The soldiers hunted people on lists prepared by their intelligence services and went door to door to identify and neutralize potential threats. Later, when all the bodies were found strewn along the streets and packed in hasty graves, it would be easy to think the carnage was random. 

Residents asking how this happened would be told to make their peace, because some questions just don’t have answers. Yet there was a method to the violence. What happened that day in Bucha was what Russian soldiers on intercepted phone conversations called “zachistka” — cleansing. 

The Russians hunted people on lists prepared by their intelligence services and went door to door to identify potential threats. Those who didn’t pass this filtration, including volunteer fighters and civilians suspected of assisting Ukrainian troops, were tortured and executed, surveillance video, audio intercepts and interviews show. 
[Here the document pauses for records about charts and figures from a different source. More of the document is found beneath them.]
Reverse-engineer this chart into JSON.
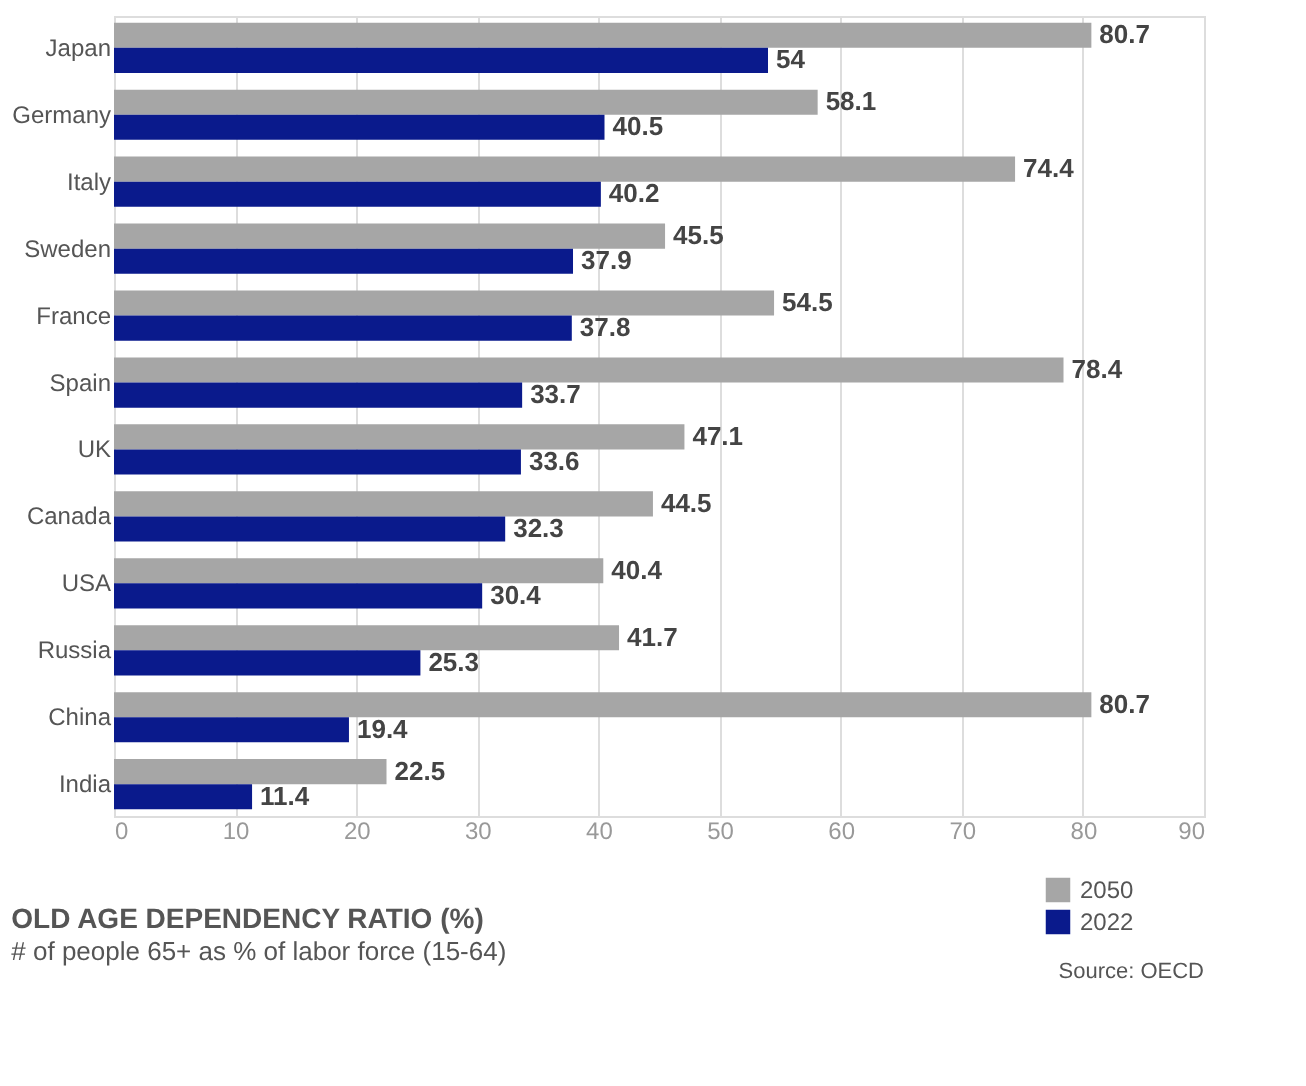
{
  "chart_data": {
    "type": "bar",
    "orientation": "horizontal",
    "title": "OLD AGE DEPENDENCY RATIO (%)",
    "subtitle": "# of people 65+ as % of labor force (15-64)",
    "categories": [
      "Japan",
      "Germany",
      "Italy",
      "Sweden",
      "France",
      "Spain",
      "UK",
      "Canada",
      "USA",
      "Russia",
      "China",
      "India"
    ],
    "series": [
      {
        "name": "2050",
        "color": "#a6a6a6",
        "values": [
          80.7,
          58.1,
          74.4,
          45.5,
          54.5,
          78.4,
          47.1,
          44.5,
          40.4,
          41.7,
          80.7,
          22.5
        ]
      },
      {
        "name": "2022",
        "color": "#0a1a8c",
        "values": [
          54,
          40.5,
          40.2,
          37.9,
          37.8,
          33.7,
          33.6,
          32.3,
          30.4,
          25.3,
          19.4,
          11.4
        ]
      }
    ],
    "xlim": [
      0,
      90
    ],
    "xticks": [
      0,
      10,
      20,
      30,
      40,
      50,
      60,
      70,
      80,
      90
    ],
    "grid": "x",
    "legend": "bottom right",
    "data_labels": true,
    "annotations": [
      "Source:  OECD"
    ]
  }
}
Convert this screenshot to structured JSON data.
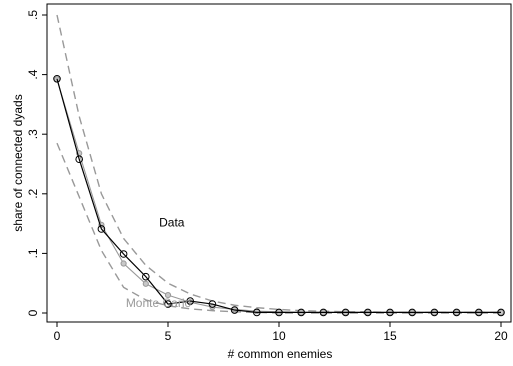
{
  "chart_data": {
    "type": "line",
    "xlabel": "# common enemies",
    "ylabel": "share of connected dyads",
    "xlim": [
      0,
      20
    ],
    "ylim": [
      0,
      0.5
    ],
    "x_ticks": [
      0,
      5,
      10,
      15,
      20
    ],
    "y_ticks": [
      0,
      0.1,
      0.2,
      0.3,
      0.4,
      0.5
    ],
    "y_tick_labels": [
      "0",
      ".1",
      ".2",
      ".3",
      ".4",
      ".5"
    ],
    "grid": false,
    "annotations": [
      {
        "text": "Data",
        "color": "#000000",
        "x": 4.6,
        "y": 0.145
      },
      {
        "text": "Monte Carlo",
        "color": "#999999",
        "x": 3.1,
        "y": 0.01
      }
    ],
    "x": [
      0,
      1,
      2,
      3,
      4,
      5,
      6,
      7,
      8,
      9,
      10,
      11,
      12,
      13,
      14,
      15,
      16,
      17,
      18,
      19,
      20
    ],
    "series": [
      {
        "color": "#000000",
        "style": "solid-circle-markers",
        "values": [
          0.393,
          0.258,
          0.141,
          0.099,
          0.061,
          0.015,
          0.02,
          0.015,
          0.005,
          0.001,
          0.001,
          0.001,
          0.001,
          0.001,
          0.001,
          0.001,
          0.001,
          0.001,
          0.001,
          0.001,
          0.001
        ]
      },
      {
        "color": "#999999",
        "style": "solid-circle-markers",
        "values": [
          0.392,
          0.268,
          0.148,
          0.083,
          0.049,
          0.03,
          0.018,
          0.01,
          0.006,
          0.003,
          0.002,
          0.001,
          0.001,
          0.001,
          0.001,
          0.001,
          0.001,
          0.001,
          0.001,
          0.001,
          0.001
        ]
      },
      {
        "color": "#999999",
        "style": "dashed",
        "values": [
          0.5,
          0.33,
          0.2,
          0.125,
          0.08,
          0.05,
          0.032,
          0.02,
          0.013,
          0.009,
          0.006,
          0.004,
          0.003,
          0.002,
          0.002,
          0.001,
          0.001,
          0.001,
          0.001,
          0.001,
          0.001
        ]
      },
      {
        "color": "#999999",
        "style": "dashed",
        "values": [
          0.285,
          0.195,
          0.105,
          0.043,
          0.022,
          0.012,
          0.007,
          0.004,
          0.002,
          0.001,
          0.0,
          0.0,
          0.0,
          0.0,
          0.0,
          0.0,
          0.0,
          0.0,
          0.0,
          0.0,
          0.0
        ]
      }
    ]
  }
}
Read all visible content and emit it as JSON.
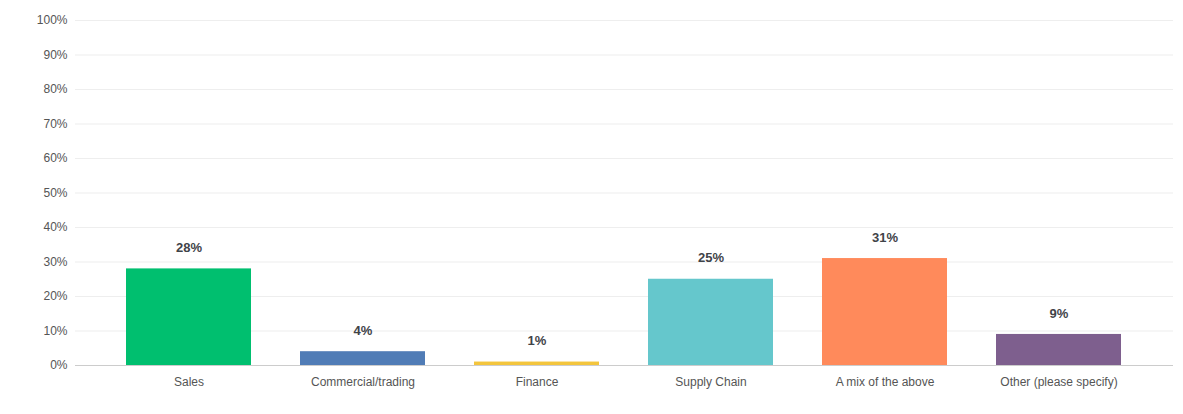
{
  "chart_data": {
    "type": "bar",
    "categories": [
      "Sales",
      "Commercial/trading",
      "Finance",
      "Supply Chain",
      "A mix of the above",
      "Other (please specify)"
    ],
    "values": [
      28,
      4,
      1,
      25,
      31,
      9
    ],
    "value_labels": [
      "28%",
      "4%",
      "1%",
      "25%",
      "31%",
      "9%"
    ],
    "colors": [
      "#00bf6f",
      "#507cb6",
      "#f3c53d",
      "#65c7cc",
      "#ff8a5b",
      "#7e5f8e"
    ],
    "ylim": [
      0,
      100
    ],
    "yticks": [
      {
        "value": 0,
        "label": "0%"
      },
      {
        "value": 10,
        "label": "10%"
      },
      {
        "value": 20,
        "label": "20%"
      },
      {
        "value": 30,
        "label": "30%"
      },
      {
        "value": 40,
        "label": "40%"
      },
      {
        "value": 50,
        "label": "50%"
      },
      {
        "value": 60,
        "label": "60%"
      },
      {
        "value": 70,
        "label": "70%"
      },
      {
        "value": 80,
        "label": "80%"
      },
      {
        "value": 90,
        "label": "90%"
      },
      {
        "value": 100,
        "label": "100%"
      }
    ],
    "grid": true,
    "data_labels": true
  }
}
 The Associated Press and the PBS series “Frontline” obtained surveillance camera footage from Bucha that shows, for the first time, what a cleansing operation in Ukraine looks like. This was organized brutality that would be repeated at scale in Russian-occupied territories across Ukraine — a strategy to neutralize resistance and terrorize locals into submission that Russian troops have used in past conflicts, notably Chechnya.